Japan and South Korea have agreed on a “final, irreversible solution” to the issue of comfort women. Previous false Japanese press reports and the Japanese government’s easy apology led the comfort women problem to become a diplomatic issue. To truly resolve the problem, the two countries must face the “inconvenient truth” that comfort women represented a tragedy caused by wartime poverty. The latest agreement lacks this point. The accord represents nothing more than a diplomatic concession to improve bilateral relations and leaves the problem to be raised in the future again.
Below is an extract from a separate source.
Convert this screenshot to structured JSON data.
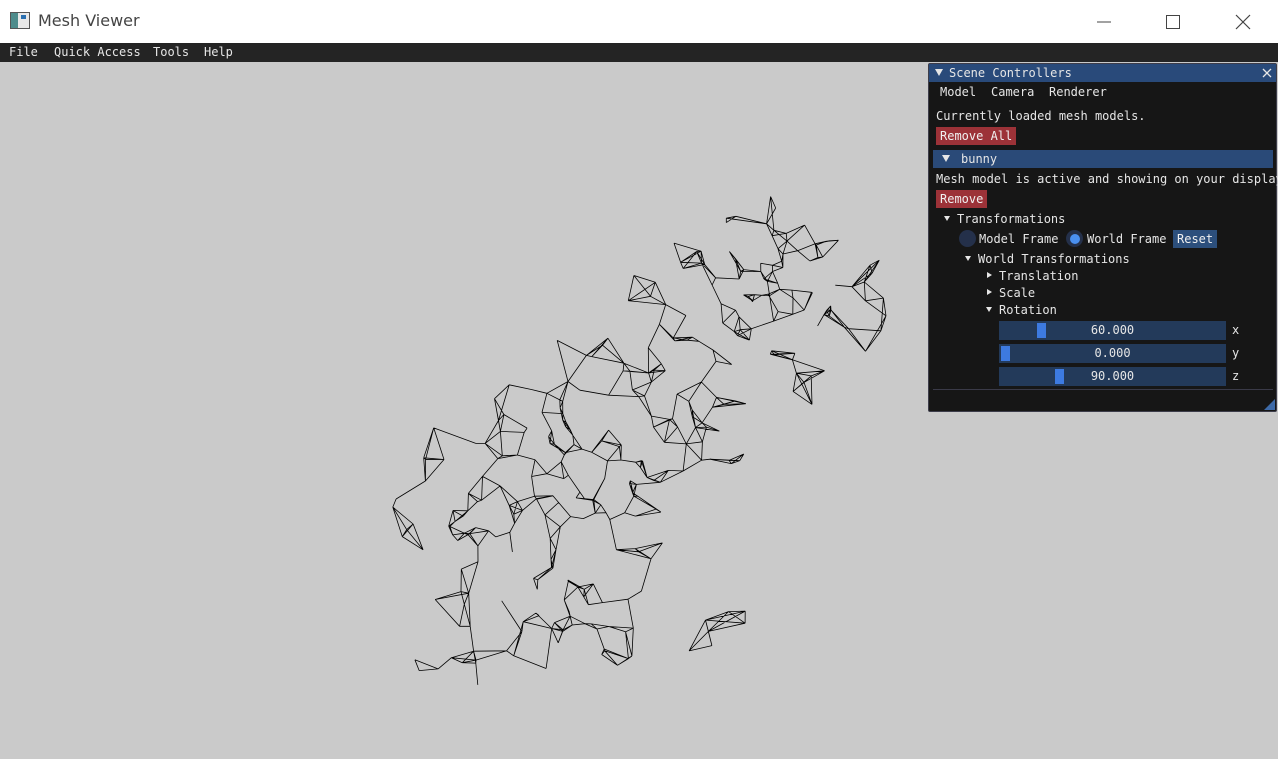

Necessity to create special unit for international PR
In early 1990s after then Japanese Prime Minister Kiichi Miyazawa repeated apologies over the problem, senior Korean intellectuals said: “What the hell are the Japanese and Korean governments doing? There was no coercive recruitment of comfort women. Korea was then poor. Korean sex brokers took daughters of poor families for loans. The Japanese military had never forced them to become comfort women.” I cannot forget the remark. They might be surprised at the hypocritical agreement.
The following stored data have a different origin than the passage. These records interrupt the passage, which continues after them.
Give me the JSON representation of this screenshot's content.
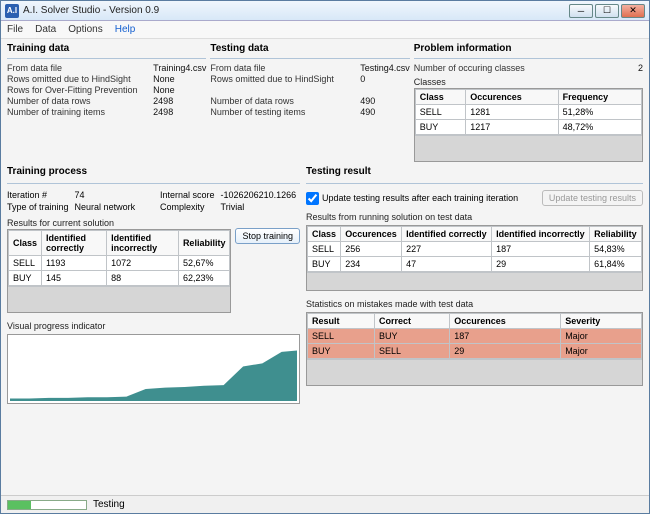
{
  "window": {
    "title": "A.I. Solver Studio - Version 0.9",
    "icon_text": "A.I"
  },
  "menu": {
    "file": "File",
    "data": "Data",
    "options": "Options",
    "help": "Help"
  },
  "training_data": {
    "title": "Training data",
    "from_file_label": "From data file",
    "from_file": "Training4.csv",
    "hindsight_label": "Rows omitted due to HindSight",
    "hindsight": "None",
    "overfit_label": "Rows for Over-Fitting Prevention",
    "overfit": "None",
    "rows_label": "Number of data rows",
    "rows": "2498",
    "items_label": "Number of training items",
    "items": "2498"
  },
  "testing_data": {
    "title": "Testing data",
    "from_file_label": "From data file",
    "from_file": "Testing4.csv",
    "hindsight_label": "Rows omitted due to HindSight",
    "hindsight": "0",
    "rows_label": "Number of data rows",
    "rows": "490",
    "items_label": "Number of testing items",
    "items": "490"
  },
  "problem_info": {
    "title": "Problem information",
    "classes_count_label": "Number of occuring classes",
    "classes_count": "2",
    "classes_label": "Classes",
    "headers": {
      "class": "Class",
      "occ": "Occurences",
      "freq": "Frequency"
    },
    "rows": [
      {
        "class": "SELL",
        "occ": "1281",
        "freq": "51,28%"
      },
      {
        "class": "BUY",
        "occ": "1217",
        "freq": "48,72%"
      }
    ]
  },
  "training_process": {
    "title": "Training process",
    "iter_label": "Iteration #",
    "iter": "74",
    "score_label": "Internal score",
    "score": "-1026206210.1266",
    "type_label": "Type of training",
    "type": "Neural network",
    "complexity_label": "Complexity",
    "complexity": "Trivial",
    "results_label": "Results for current solution",
    "stop_label": "Stop training",
    "headers": {
      "class": "Class",
      "idc": "Identified correctly",
      "idi": "Identified incorrectly",
      "rel": "Reliability"
    },
    "rows": [
      {
        "class": "SELL",
        "idc": "1193",
        "idi": "1072",
        "rel": "52,67%"
      },
      {
        "class": "BUY",
        "idc": "145",
        "idi": "88",
        "rel": "62,23%"
      }
    ],
    "vpi_label": "Visual progress indicator"
  },
  "testing_result": {
    "title": "Testing result",
    "update_check_label": "Update testing results after each training iteration",
    "update_btn": "Update testing results",
    "results_label": "Results from running solution on test data",
    "headers": {
      "class": "Class",
      "occ": "Occurences",
      "idc": "Identified correctly",
      "idi": "Identified incorrectly",
      "rel": "Reliability"
    },
    "rows": [
      {
        "class": "SELL",
        "occ": "256",
        "idc": "227",
        "idi": "187",
        "rel": "54,83%"
      },
      {
        "class": "BUY",
        "occ": "234",
        "idc": "47",
        "idi": "29",
        "rel": "61,84%"
      }
    ],
    "mistakes_label": "Statistics on mistakes made with test data",
    "mistakes_headers": {
      "result": "Result",
      "correct": "Correct",
      "occ": "Occurences",
      "sev": "Severity"
    },
    "mistakes_rows": [
      {
        "result": "SELL",
        "correct": "BUY",
        "occ": "187",
        "sev": "Major"
      },
      {
        "result": "BUY",
        "correct": "SELL",
        "occ": "29",
        "sev": "Major"
      }
    ]
  },
  "status": {
    "text": "Testing"
  },
  "chart_data": {
    "type": "line",
    "title": "Visual progress indicator",
    "xlabel": "",
    "ylabel": "",
    "x": [
      0,
      5,
      10,
      15,
      20,
      25,
      30,
      35,
      40,
      45,
      50,
      55,
      60,
      65,
      70,
      74
    ],
    "values": [
      5,
      5,
      6,
      6,
      7,
      7,
      8,
      20,
      22,
      23,
      25,
      26,
      55,
      60,
      78,
      80
    ],
    "ylim": [
      0,
      100
    ]
  }
}
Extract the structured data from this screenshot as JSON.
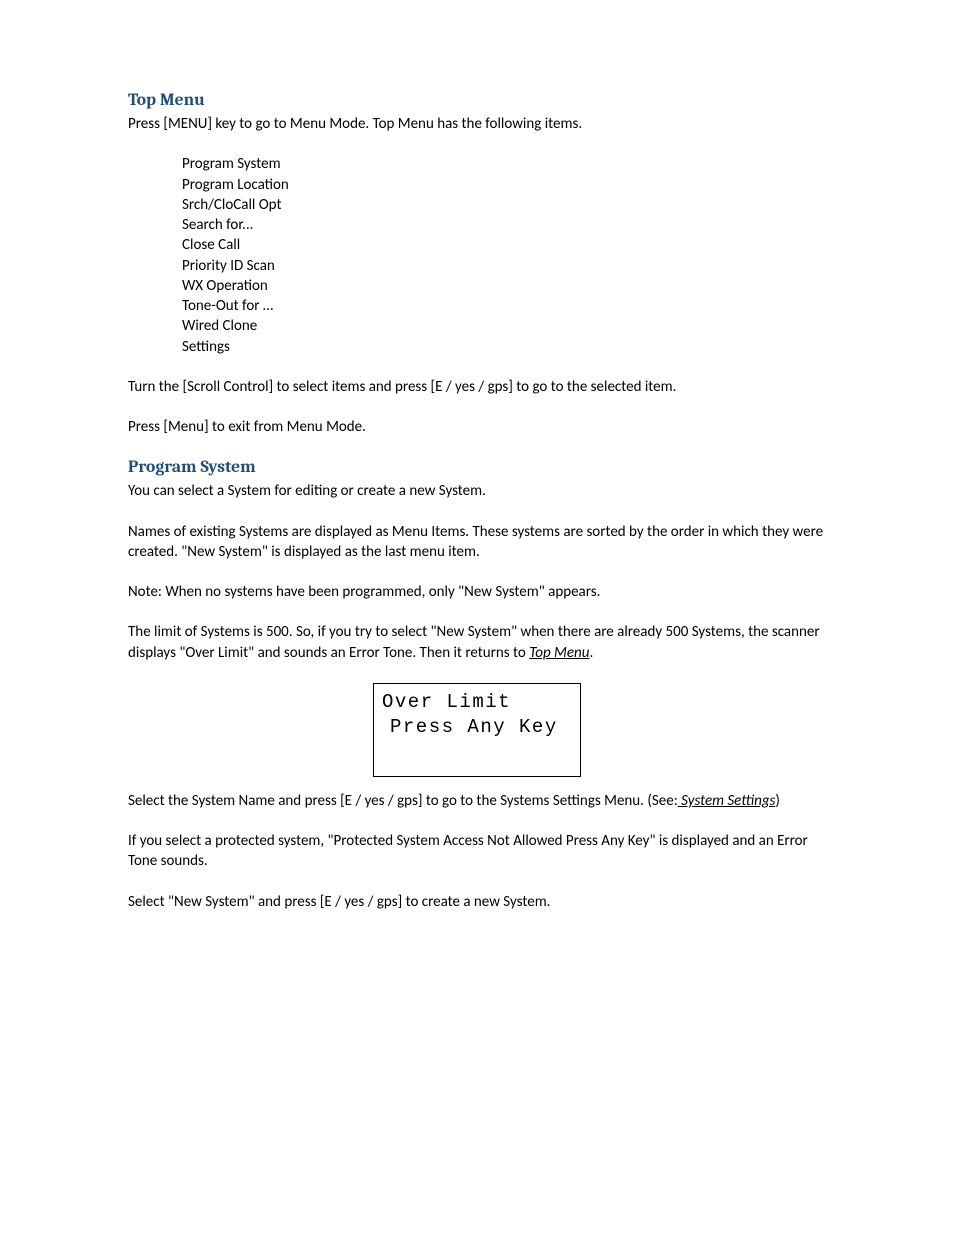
{
  "section1": {
    "heading": "Top Menu",
    "intro": "Press [MENU] key to go to Menu Mode. Top Menu has the following items.",
    "menu_items": [
      "Program System",
      "Program Location",
      "Srch/CloCall Opt",
      "Search for...",
      "Close Call",
      "Priority ID Scan",
      "WX Operation",
      "Tone-Out for …",
      "Wired Clone",
      "Settings"
    ],
    "para2": "Turn the [Scroll Control] to select items and press [E / yes / gps] to go to the selected item.",
    "para3": "Press [Menu] to exit from Menu Mode."
  },
  "section2": {
    "heading": "Program System",
    "para1": "You can select a System for editing or create a new System.",
    "para2": "Names of existing Systems are displayed as Menu Items. These systems are sorted by the order in which they were created. \"New System\" is displayed as the last menu item.",
    "para3": "Note: When no systems have been programmed, only \"New System\" appears.",
    "para4_pre": "The limit of Systems is 500. So, if you try to select \"New System\" when there are already 500 Systems, the scanner displays \"Over Limit\" and sounds an Error Tone. Then it returns to ",
    "para4_link": "Top Menu",
    "para4_post": ".",
    "display": {
      "line1": "Over Limit",
      "line2": "Press Any Key"
    },
    "para5_pre": "Select the System Name and press [E / yes / gps] to go to the Systems Settings Menu. (See:",
    "para5_link": " System Settings",
    "para5_post": ")",
    "para6": "If you select a protected system, \"Protected System    Access Not Allowed Press Any Key\" is displayed and an Error Tone sounds.",
    "para7": "Select \"New System\" and press [E / yes / gps] to create a new System."
  }
}
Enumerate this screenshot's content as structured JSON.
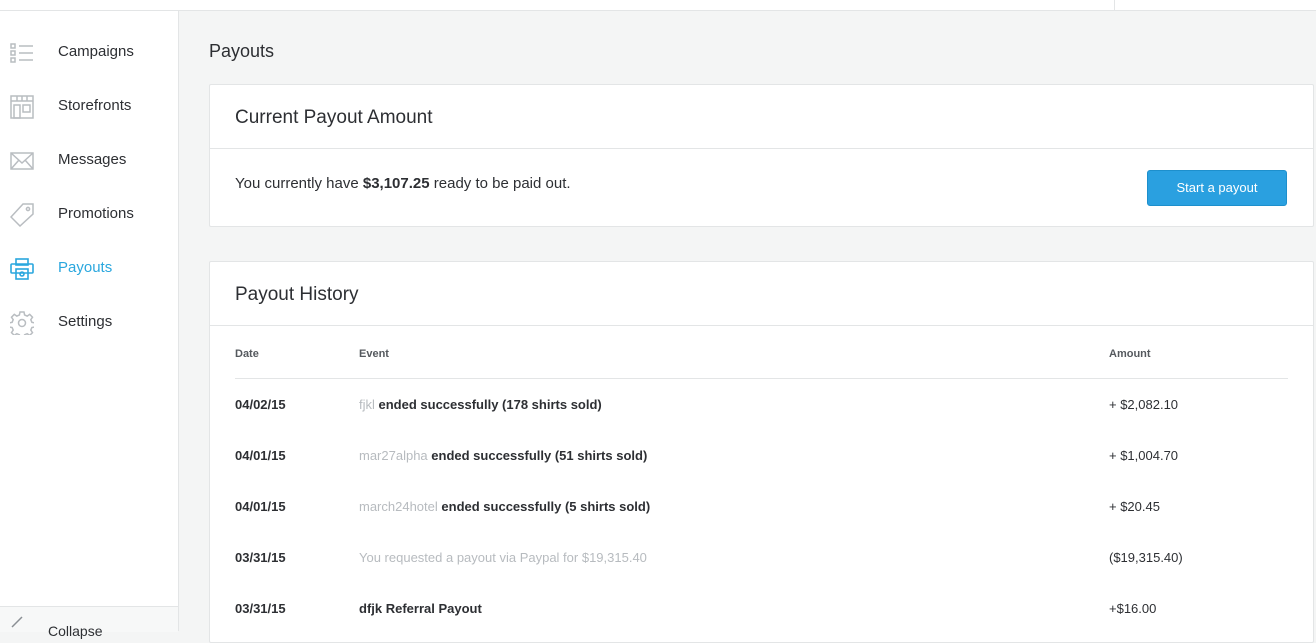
{
  "sidebar": {
    "items": [
      {
        "label": "Campaigns",
        "icon": "list-icon"
      },
      {
        "label": "Storefronts",
        "icon": "storefront-icon"
      },
      {
        "label": "Messages",
        "icon": "envelope-icon"
      },
      {
        "label": "Promotions",
        "icon": "tag-icon"
      },
      {
        "label": "Payouts",
        "icon": "payouts-icon",
        "active": true
      },
      {
        "label": "Settings",
        "icon": "gear-icon"
      }
    ],
    "collapse_label": "Collapse"
  },
  "page": {
    "title": "Payouts"
  },
  "current": {
    "title": "Current Payout Amount",
    "text_before": "You currently have ",
    "amount": "$3,107.25",
    "text_after": " ready to be paid out.",
    "button_label": "Start a payout"
  },
  "history": {
    "title": "Payout History",
    "headers": {
      "date": "Date",
      "event": "Event",
      "amount": "Amount"
    },
    "rows": [
      {
        "date": "04/02/15",
        "event_link": "fjkl",
        "event_text": " ended successfully (178 shirts sold)",
        "amount": "+ $2,082.10"
      },
      {
        "date": "04/01/15",
        "event_link": "mar27alpha",
        "event_text": " ended successfully (51 shirts sold)",
        "amount": "+ $1,004.70"
      },
      {
        "date": "04/01/15",
        "event_link": "march24hotel",
        "event_text": " ended successfully (5 shirts sold)",
        "amount": "+ $20.45"
      },
      {
        "date": "03/31/15",
        "event_muted": "You requested a payout via Paypal for $19,315.40",
        "amount": "($19,315.40)"
      },
      {
        "date": "03/31/15",
        "event_bold": "dfjk Referral Payout",
        "amount": "+$16.00"
      }
    ]
  },
  "colors": {
    "accent": "#2aa7de",
    "button": "#2aa0e0",
    "muted": "#b7bbbf"
  }
}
For Japan, the comfort women problem cannot be resolved without the restoration of its honor impaired by false reports. As far as Japan and South Korea have agreed to refrain from criticizing each other over the problem at international arena such as the United Nations, Japan could lose an opportunity to make fact-based assertions. If so, the latest agreement could block the true resolution of the problem.
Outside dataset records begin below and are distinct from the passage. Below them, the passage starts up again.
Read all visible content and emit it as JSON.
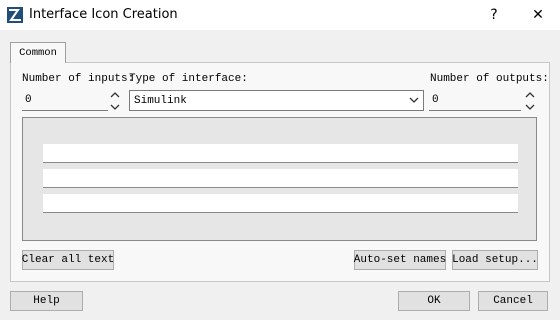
{
  "window": {
    "title": "Interface Icon Creation",
    "help_glyph": "?",
    "close_glyph": "✕"
  },
  "tabs": [
    {
      "label": "Common"
    }
  ],
  "form": {
    "inputs_label": "Number of inputs:",
    "inputs_value": "0",
    "type_label": "Type of interface:",
    "type_value": "Simulink",
    "outputs_label": "Number of outputs:",
    "outputs_value": "0"
  },
  "name_fields": [
    "",
    "",
    ""
  ],
  "buttons": {
    "clear_all_text": "Clear all text",
    "auto_set_names": "Auto-set names",
    "load_setup": "Load setup...",
    "help": "Help",
    "ok": "OK",
    "cancel": "Cancel"
  },
  "colors": {
    "icon_blue": "#1f4e79",
    "title_bg": "#ffffff",
    "dialog_bg": "#f0f0f0",
    "button_bg": "#e1e1e1"
  },
  "icons": [
    "app-logo",
    "chevron-up",
    "chevron-down",
    "dropdown-chevron"
  ]
}
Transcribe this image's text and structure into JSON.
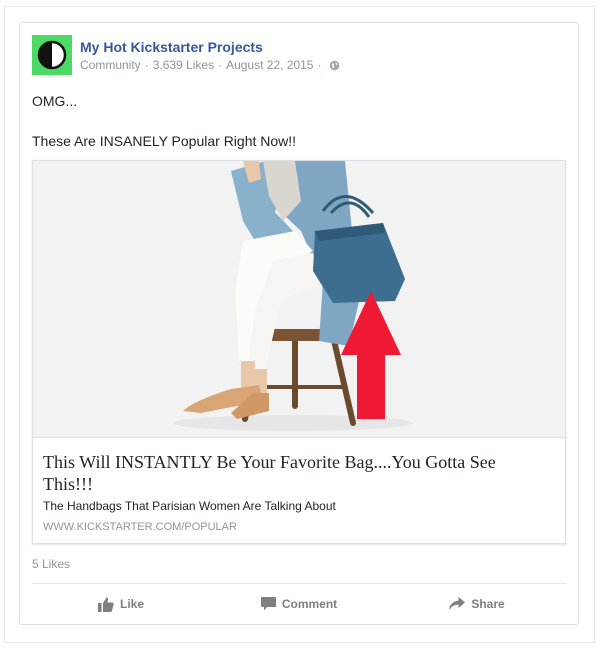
{
  "post": {
    "page_name": "My Hot Kickstarter Projects",
    "category": "Community",
    "likes_meta": "3,639 Likes",
    "date": "August 22, 2015",
    "text_line1": "OMG...",
    "text_line2": "These Are INSANELY Popular Right Now!!"
  },
  "link_preview": {
    "title": "This Will INSTANTLY Be Your Favorite Bag....You Gotta See This!!!",
    "description": "The Handbags That Parisian Women Are Talking About",
    "domain": "WWW.KICKSTARTER.COM/POPULAR"
  },
  "footer": {
    "likes": "5 Likes",
    "like_label": "Like",
    "comment_label": "Comment",
    "share_label": "Share"
  },
  "colors": {
    "link_blue": "#365899",
    "avatar_green": "#4cd964",
    "arrow_red": "#ee1a33",
    "bag_blue": "#3d6e8f"
  },
  "icons": [
    "half-circle-logo-icon",
    "globe-icon",
    "thumbs-up-icon",
    "comment-icon",
    "share-arrow-icon"
  ]
}
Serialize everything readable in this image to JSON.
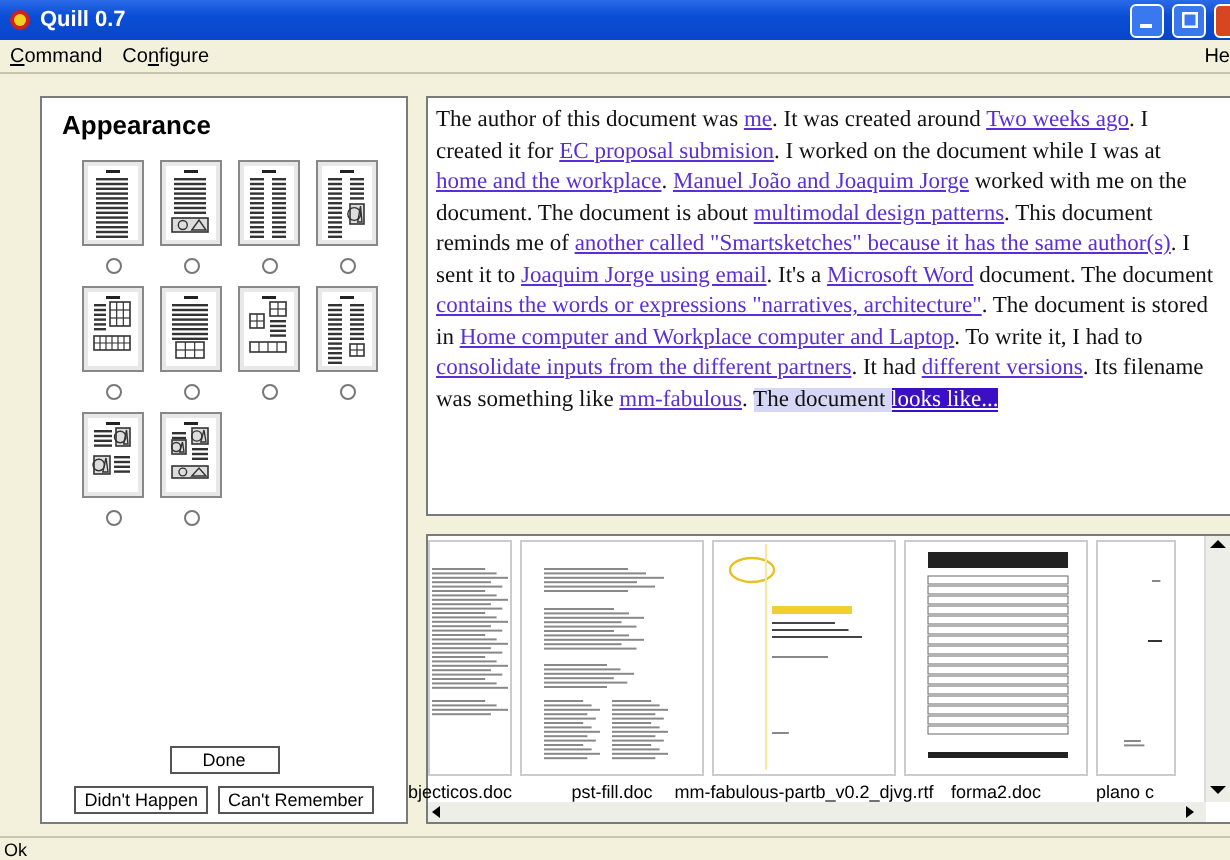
{
  "window": {
    "title": "Quill 0.7"
  },
  "menu": [
    {
      "mnemonic": "C",
      "rest": "ommand"
    },
    {
      "before": "Co",
      "mnemonic": "n",
      "rest": "figure"
    },
    {
      "label": "He"
    }
  ],
  "appearance": {
    "title": "Appearance",
    "layouts": [
      {
        "kind": "text",
        "selected": false
      },
      {
        "kind": "text-image",
        "selected": false
      },
      {
        "kind": "two-column",
        "selected": false
      },
      {
        "kind": "column-figure",
        "selected": false
      },
      {
        "kind": "grid-table",
        "selected": false
      },
      {
        "kind": "text-table",
        "selected": false
      },
      {
        "kind": "mixed-table",
        "selected": false
      },
      {
        "kind": "column-table",
        "selected": false
      },
      {
        "kind": "figure-text",
        "selected": false
      },
      {
        "kind": "image-mix",
        "selected": false
      }
    ],
    "buttons": [
      {
        "label": "Done"
      },
      {
        "label": "Didn't Happen"
      },
      {
        "label": "Can't Remember"
      }
    ]
  },
  "narrative": [
    {
      "text": "The author of this document was ",
      "kind": "text"
    },
    {
      "text": "me",
      "kind": "link"
    },
    {
      "text": ". It was created around ",
      "kind": "text"
    },
    {
      "text": "Two weeks ago",
      "kind": "link"
    },
    {
      "text": ". I created it for ",
      "kind": "text"
    },
    {
      "text": "EC proposal submision",
      "kind": "link"
    },
    {
      "text": ". I worked on the document while I was at ",
      "kind": "text"
    },
    {
      "text": "home and the workplace",
      "kind": "link"
    },
    {
      "text": ". ",
      "kind": "text"
    },
    {
      "text": "Manuel João and Joaquim Jorge",
      "kind": "link"
    },
    {
      "text": " worked with me on the document. The document is about ",
      "kind": "text"
    },
    {
      "text": "multimodal design patterns",
      "kind": "link"
    },
    {
      "text": ". This document reminds me of ",
      "kind": "text"
    },
    {
      "text": "another called \"Smartsketches\" because it has the same author(s)",
      "kind": "link"
    },
    {
      "text": ". I sent it to ",
      "kind": "text"
    },
    {
      "text": "Joaquim Jorge using email",
      "kind": "link"
    },
    {
      "text": ". It's a ",
      "kind": "text"
    },
    {
      "text": "Microsoft Word",
      "kind": "link"
    },
    {
      "text": " document. The document ",
      "kind": "text"
    },
    {
      "text": "contains the words or expressions \"narratives, architecture\"",
      "kind": "link"
    },
    {
      "text": ". The document is stored in ",
      "kind": "text"
    },
    {
      "text": "Home computer and Workplace computer and Laptop",
      "kind": "link"
    },
    {
      "text": ". To write it, I had to ",
      "kind": "text"
    },
    {
      "text": "consolidate inputs from the different partners",
      "kind": "link"
    },
    {
      "text": ". It had ",
      "kind": "text"
    },
    {
      "text": "different versions",
      "kind": "link"
    },
    {
      "text": ". Its filename was something like ",
      "kind": "text"
    },
    {
      "text": "mm-fabulous",
      "kind": "link"
    },
    {
      "text": ". ",
      "kind": "text"
    },
    {
      "text": "The document ",
      "kind": "highlight"
    },
    {
      "text": "looks like...",
      "kind": "selected-link"
    }
  ],
  "documents": [
    {
      "filename": "bjecticos.doc",
      "kind": "dense-text"
    },
    {
      "filename": "pst-fill.doc",
      "kind": "list"
    },
    {
      "filename": "mm-fabulous-partb_v0.2_djvg.rtf",
      "kind": "cover"
    },
    {
      "filename": "forma2.doc",
      "kind": "form"
    },
    {
      "filename": "plano c",
      "kind": "sparse"
    }
  ],
  "status_bar": {
    "text": "Ok"
  }
}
Given that the Abe administration has refrained from making fact-based assertions on comfort women and other history problems under the guidance of the Ministry of Foreign Affairs, we must seriously consider how to reconstruct the government’s international communications arrangements. In this respect, the Japan Institute for National Fundamentals plans to make a policy proposal calling for establishing a special unit that would be independent from the Ministry of Foreign Affairs and continuously make international communications to duly assert Japan’s positions.
Is the “irreversible solution” true?
Meanwhile, Japan’s improvement of relations with South Korea serves Japanese national interests because the two countries have formed military alliances with the United States. But the precondition for the improvement is that the final, irreversible solution that the Japanese side has demanded as the minimum condition be realized. Regrettably, the realization is uncertain. We cannot assess the latest agreement before seeing future developments.
Japanese Foreign Minister Fumio Kishida failed to clarify in Seoul that the Japanese government’s responsibility he admitted does not include any legal responsibility. Given that the Japanese government has not changed its position that the problem has been resolved under the Japan-South Korea Basic Treaty and Claims Agreement, the clarification may be made in Japan later. Then, South Korean general public may criticize the clarification as absurd, leading the next South Korean administration to raise the problem again.
On the Japan-requested removal of a comfort woman statue in front of the Japanese embassy in Seoul, the South Korean government promised to make appropriate efforts. But the South Korean organization that erected the statue and public opinions are unlikely to accept the removal. The South Korean organization has issued a statement refusing to remove the statue. Then, Japanese public opinions may raise an objection to the refusal. The problem will thus fail to be resolved.
Tsutomu Nishioka is Planning Committee Member, Japan Institute for National Fundamentals, and Professor at Tokyo Christian University.